The greylisting system isn't perfect, but it does kill most spam and the only impact is to slightly delay email from valid users the very first time they try to send it. Alongside this there were two other upgrades called SPF and Domain Keys. Read the links if you want to know more. They make greylisting look positively simple to understand.

The second techie thing I was involved with is setting up a version control system. Version control systems allow us to have a repository for all the programs we or others write and all the configuration files we use. Every time we make a change to a file or program we update the version control system. It stores the changes and because it knows of the changes we make each time we can rewind what we have done and other members of staff can see what the changes were that were made between different versions. All sounds clever and is something we should have implemented a year or two ago, but have been too over-run with work to do so.

The one we will be using is called Subversion or SVN for short. Subversion is a pun on a tree of versions... The internet is full of horrid puns, which I suppose is the techie way of staying sane. For instance there is a robot program to use with Subversion called CIA. Why CIA? Because CIA monitors and informs on subversion .

That same partner [from paragraph 2] and I wondered about spam... we've never seen anything remotely helpful in any spam message so cannot understand the mentality of people who send them. But then my wife was explaining the other night about the forums for support for Google AdSense, where people were saying they had bought a site and put Google AdSense on it and couldn't understand why they were not making any money [hmmm... maybe because you have no content on the site?] . Now we know why people send spam, it's these same people who are clicking on the spam and expecting miraculous growth in certain parts of their anatomy. Pity its not growth in their brain cells.

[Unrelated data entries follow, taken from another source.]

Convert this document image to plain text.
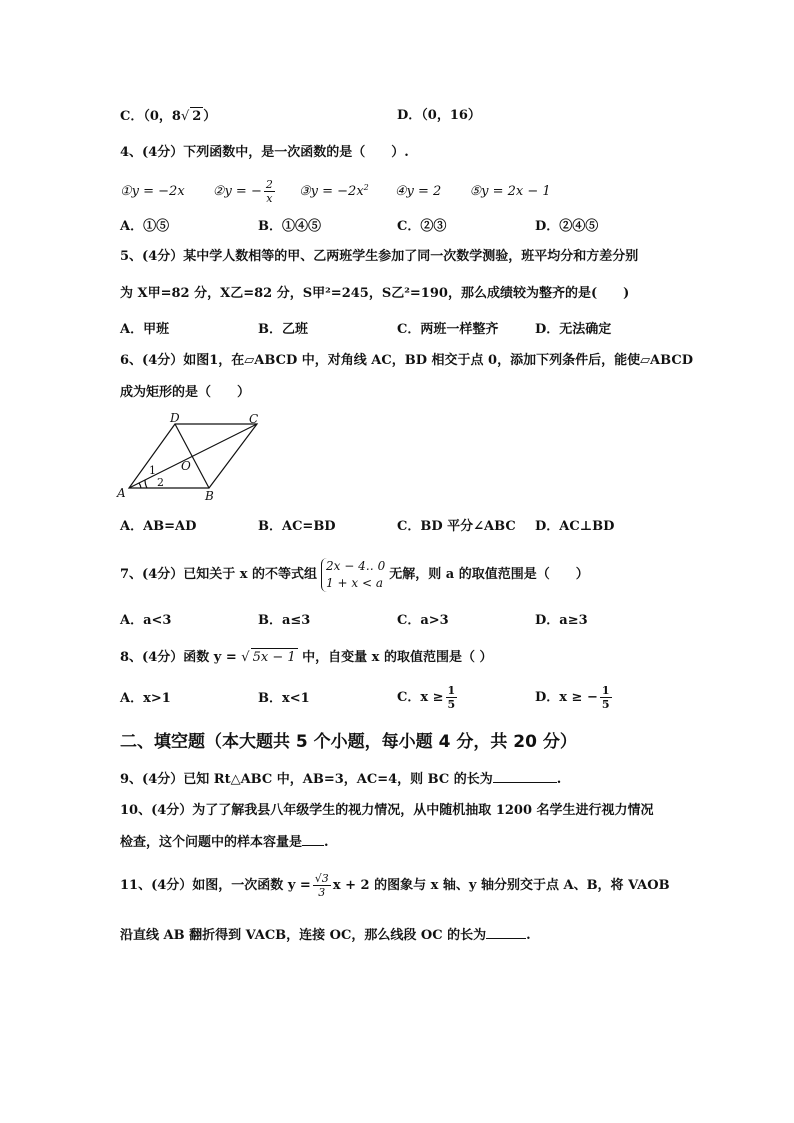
C．（0，8√ 2 ）	D．（0，16）
4、(4分）下列函数中，是一次函数的是（　　）.
①y = −2x ②y = − $\frac{2}{x}$ ③y = $-2x^2$ ④y = 2 ⑤y = 2x − 1
A．①⑤	B．①④⑤	C．②③	D．②④⑤
5、(4分）某中学人数相等的甲、乙两班学生参加了同一次数学测验，班平均分和方差分别
为 X甲=82 分，X乙=82 分，S甲²=245，S乙²=190，那么成绩较为整齐的是(　　)
A．甲班	B．乙班	C．两班一样整齐	D．无法确定
6、(4分）如图1，在▱ABCD 中，对角线 AC，BD 相交于点 0，添加下列条件后，能使▱ABCD
成为矩形的是（　　）
D	C
A	B
O
1
2
A．AB=AD	B．AC=BD	C．BD 平分∠ABC D．AC⊥BD
7、(4分）已知关于 x 的不等式组
2x − 4‥ 0
1 + x < a
无解，则 a 的取值范围是（　　）
A．a<3	B．a≤3	C．a>3	D．a≥3
8、(4分）函数 y = √ 5x − 1 中，自变量 x 的取值范围是（ ）
A．x>1	B．x<1	C．$x \ge \frac{1}{5}$	D．x ≥ − $\frac{1}{5}$
二、填空题（本大题共 5 个小题，每小题 4 分，共 20 分）
9、(4分）已知 Rt△ABC 中，AB=3，AC=4，则 BC 的长为	.
10、(4分）为了了解我县八年级学生的视力情况，从中随机抽取 1200 名学生进行视力情况
检查，这个问题中的样本容量是 .
11、(4分）如图，一次函数 $y = \frac{√3}{3}$ x + 2 的图象与 x 轴、y 轴分别交于点 A、B，将 VAOB
沿直线 AB 翻折得到 VACB，连接 OC，那么线段 OC 的长为	.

One problem is that although there have been laws in existence for the last 5 years to protect us from spam [EC Directive 2002/58/EC], almost nobody manages to sue the spammer. This month only the second company in the UK was successfully sued for damages resulting from sending spam. And the amounts in both cases were piteously small: the first award was £300 and the second £1350. What we need is a significant number of spammers behind bars for many years to deter people from trying it on.